Still, the weight of Symbols comes in its lyrics. References to God are minimal, but Christian-tinged spirituality and universal messages about the need for self-reflection and morals and values that breed love are seeded throughout songs like "Seed Your Water," "Symbols," and "Somewhere In Between." On these inspirational lessons, Russell returns to his teaching days as a roaming music minister delivering sermons up and down the Maryland coast, only now his philosophizing lacks the pious judgments that kept many at bay from Russell's needed message. "Seed...," provides a hearty soundtrack for partying in times of paucity, while the balance encouraged by the infectious "Somewhere In Between" could be described as Who Moved My Cheese? placed to music, only catchier.

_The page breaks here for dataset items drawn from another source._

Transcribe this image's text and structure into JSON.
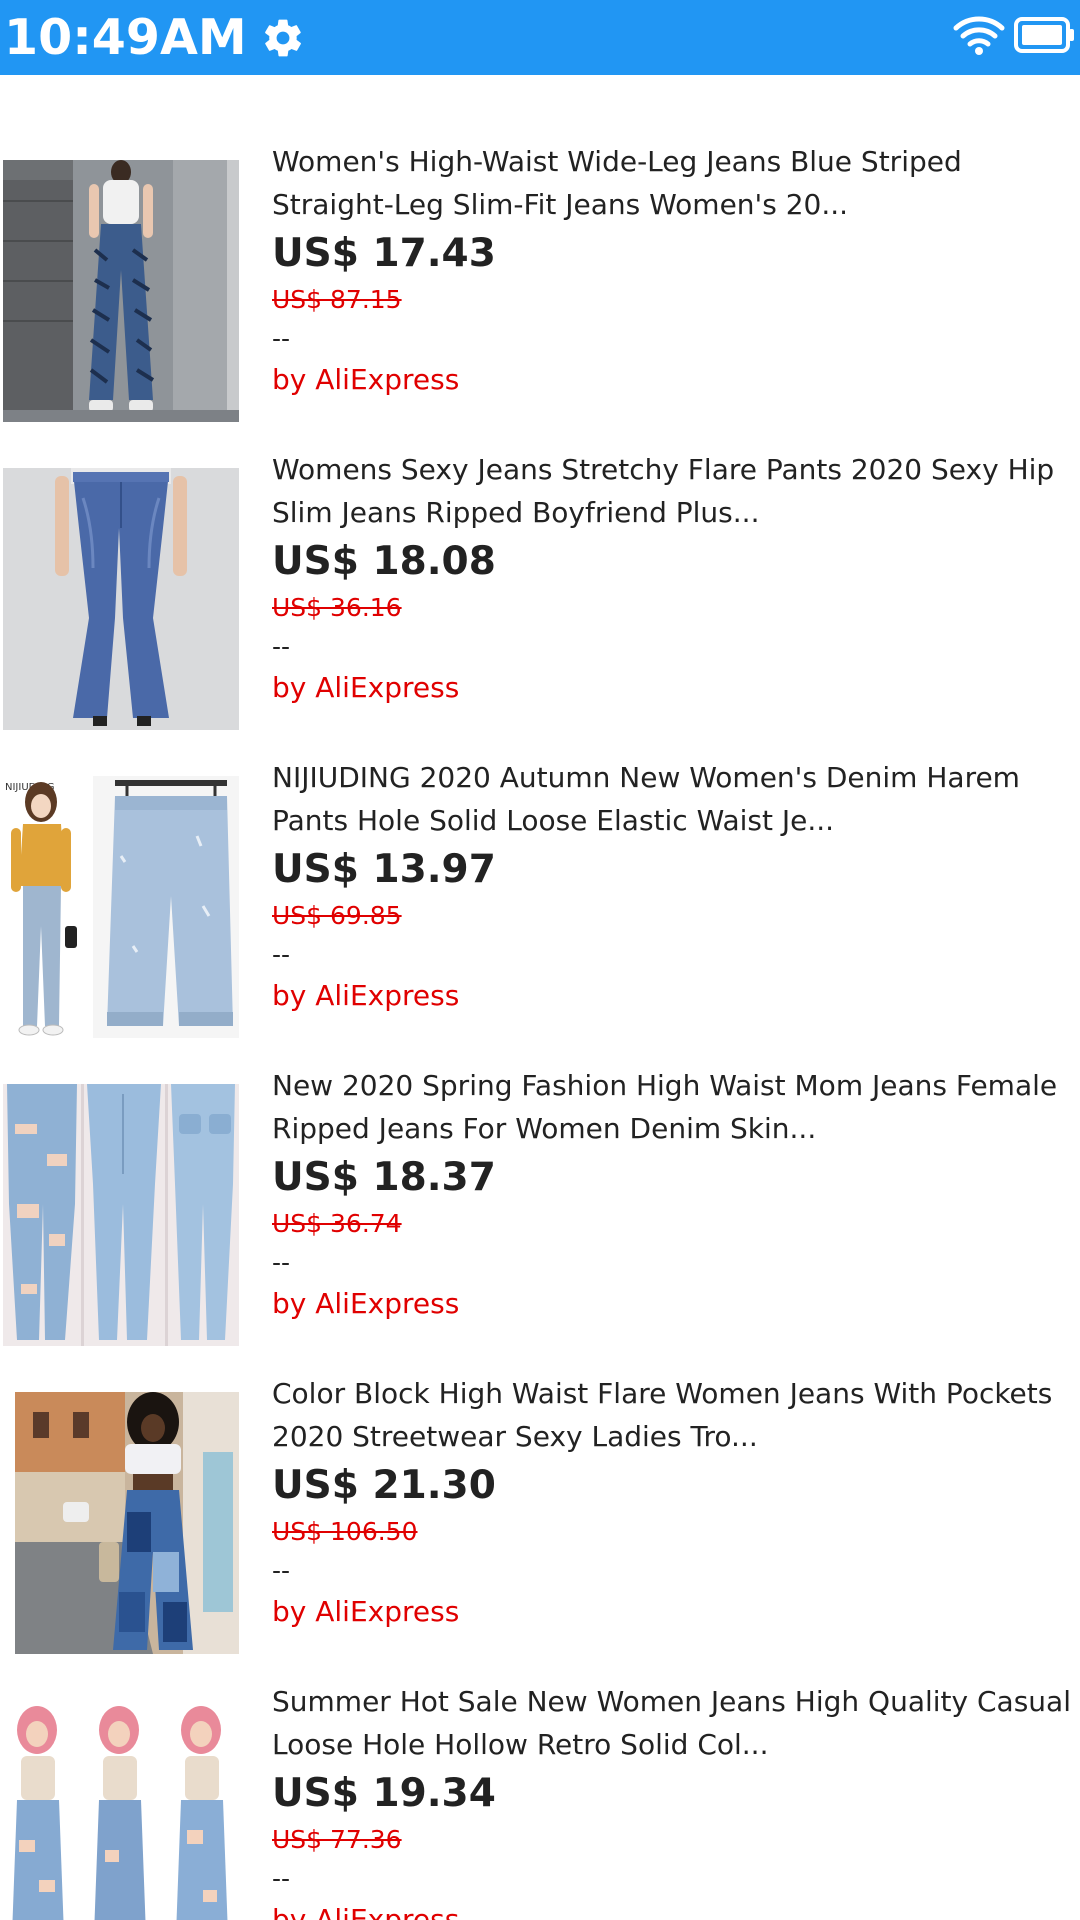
{
  "status_bar": {
    "time": "10:49AM",
    "color": "#2196F3"
  },
  "products": [
    {
      "title": "Women's High-Waist Wide-Leg Jeans Blue Striped Straight-Leg Slim-Fit Jeans Women's 20...",
      "price": "US$ 17.43",
      "original_price": "US$ 87.15",
      "rating": "--",
      "seller": "by AliExpress"
    },
    {
      "title": "Womens Sexy Jeans Stretchy Flare Pants 2020 Sexy Hip Slim Jeans Ripped Boyfriend Plus...",
      "price": "US$ 18.08",
      "original_price": "US$ 36.16",
      "rating": "--",
      "seller": "by AliExpress"
    },
    {
      "title": "NIJIUDING 2020 Autumn New Women's Denim Harem Pants Hole Solid Loose Elastic Waist Je...",
      "price": "US$ 13.97",
      "original_price": "US$ 69.85",
      "rating": "--",
      "seller": "by AliExpress",
      "image_text": "NIJIUDING"
    },
    {
      "title": "New 2020 Spring Fashion High Waist Mom Jeans Female Ripped Jeans For Women Denim Skin...",
      "price": "US$ 18.37",
      "original_price": "US$ 36.74",
      "rating": "--",
      "seller": "by AliExpress"
    },
    {
      "title": "Color Block High Waist Flare Women Jeans With Pockets 2020 Streetwear Sexy Ladies Tro...",
      "price": "US$ 21.30",
      "original_price": "US$ 106.50",
      "rating": "--",
      "seller": "by AliExpress"
    },
    {
      "title": "Summer Hot Sale New Women Jeans High Quality Casual Loose Hole Hollow Retro Solid Col...",
      "price": "US$ 19.34",
      "original_price": "US$ 77.36",
      "rating": "--",
      "seller": "by AliExpress"
    }
  ]
}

Yet, all the fulfilling lyrics of Symbols pale in comparison to the brilliant title track which both challenges and questions our cultural obsession with raising high the televised, metaphoric appearance of things, rather than extolling and striving toward the substance of things, the honest fruits of a moderate life. In cry and vamp, Russell doesn't shy away from expressing the spiritual and familial costs of those "living for symbols" and the soul-numbing reward of such short-sightedness. That he can make a medicinal rebuke like "Symbols" go down with the ease of honey elevates Marcell and The Truth's artistry to that of the geniuses soul lost for a time, but are now reclaiming with humbly brilliant projects like Symbols. Highly recommended.